Despite the vast amount of both ancient material remains and ancient written sources from the Mesopotamian world, it is often frustratingly difficult to fuse together the various sources of evidence. Especially the correlation of stones and other naturally occurring materials used in crafts and industries with the names for them in the ancient languages is fraught with notorious difficulties. Contemporary scholars have a “cautious, even pessimistic approach to the possibility of reaching one-to-one equivalence translations”, since popular etymology may deform names, comparative etymology may be unreliable, and ancient principles of nomenclature may be at variance with modern classifications. However, occasionally it is possible to propose a new identification which, notwithstanding the necessary cautions outlined above, seems plausible on a number of grounds.
Amethyst is “a transparent quartz, coloured deep purple or violet by some compound of manganese or iron”, and it is documented in Mesopotamia from Old Babylonian times on (and even before that, although rarely). It may possibly have been imported from Egypt, but Anatolia or Iran are more likely to have been the source. But hitherto its Mesopotamian names have not been identified.

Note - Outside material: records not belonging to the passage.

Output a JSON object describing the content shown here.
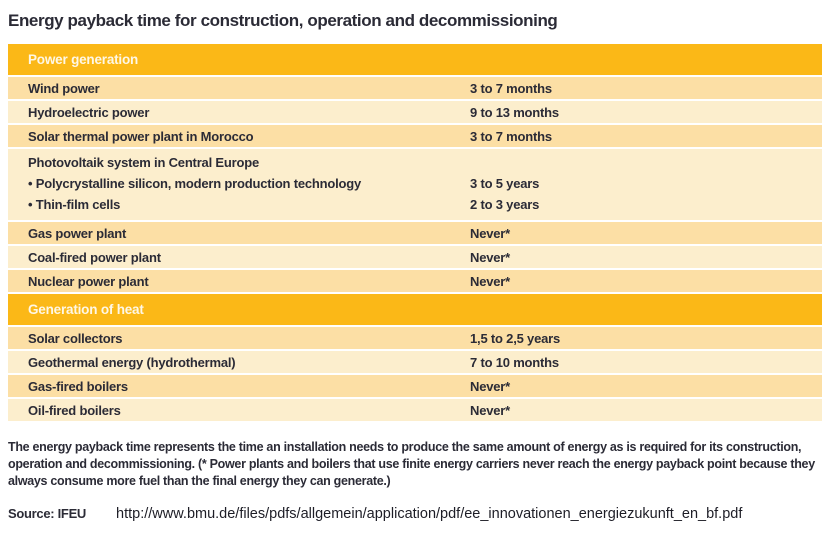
{
  "title": "Energy payback time for construction, operation and decommissioning",
  "colors": {
    "header_bg": "#FBB817",
    "row_dark": "#FCDFA5",
    "row_light": "#FCEECD",
    "separator": "#FFFBF0",
    "text_dark": "#2B2B36",
    "header_text": "#FEF7E6"
  },
  "table": {
    "sections": [
      {
        "header": "Power generation",
        "rows": [
          {
            "label": "Wind power",
            "value": "3 to 7 months"
          },
          {
            "label": "Hydroelectric power",
            "value": "9 to 13 months"
          },
          {
            "label": "Solar thermal power plant in Morocco",
            "value": "3 to 7 months"
          },
          {
            "label": "Photovoltaik system in Central Europe",
            "value": "",
            "sub": [
              {
                "label": "• Polycrystalline silicon, modern production technology",
                "value": "3 to 5 years"
              },
              {
                "label": "• Thin-film cells",
                "value": "2 to 3 years"
              }
            ]
          },
          {
            "label": "Gas power plant",
            "value": "Never*"
          },
          {
            "label": "Coal-fired power plant",
            "value": "Never*"
          },
          {
            "label": "Nuclear power plant",
            "value": "Never*"
          }
        ]
      },
      {
        "header": "Generation of heat",
        "rows": [
          {
            "label": "Solar collectors",
            "value": "1,5 to 2,5 years"
          },
          {
            "label": "Geothermal energy (hydrothermal)",
            "value": "7 to 10 months"
          },
          {
            "label": "Gas-fired boilers",
            "value": "Never*"
          },
          {
            "label": "Oil-fired boilers",
            "value": "Never*"
          }
        ]
      }
    ]
  },
  "footer": {
    "note": "The energy payback time represents the time an installation needs to produce the same amount of energy as is required for its construction, operation and decommissioning. (* Power plants and boilers that use finite energy carriers never reach the energy payback point because they always consume more fuel than the final energy they can generate.)",
    "source_label": "Source: IFEU",
    "url": "http://www.bmu.de/files/pdfs/allgemein/application/pdf/ee_innovationen_energiezukunft_en_bf.pdf"
  }
}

Now the meaning of the Akkadian word ḫašmānu(m) has not been precisely established thus far. It is known to refer both to a coloured stone and to a colouring of wool and leather. Campbell Thompson was unable to make any progress in explaining the word, which he read as tarmānu on the (at that time perfectly reasonable) basis of the possible reading of the first sign as /tar/ or /ḫaš/. But subsequent publication of other texts giving alternative spellings with /ḫa-aš-/ clarified the word as ḫašmānu beyond doubt.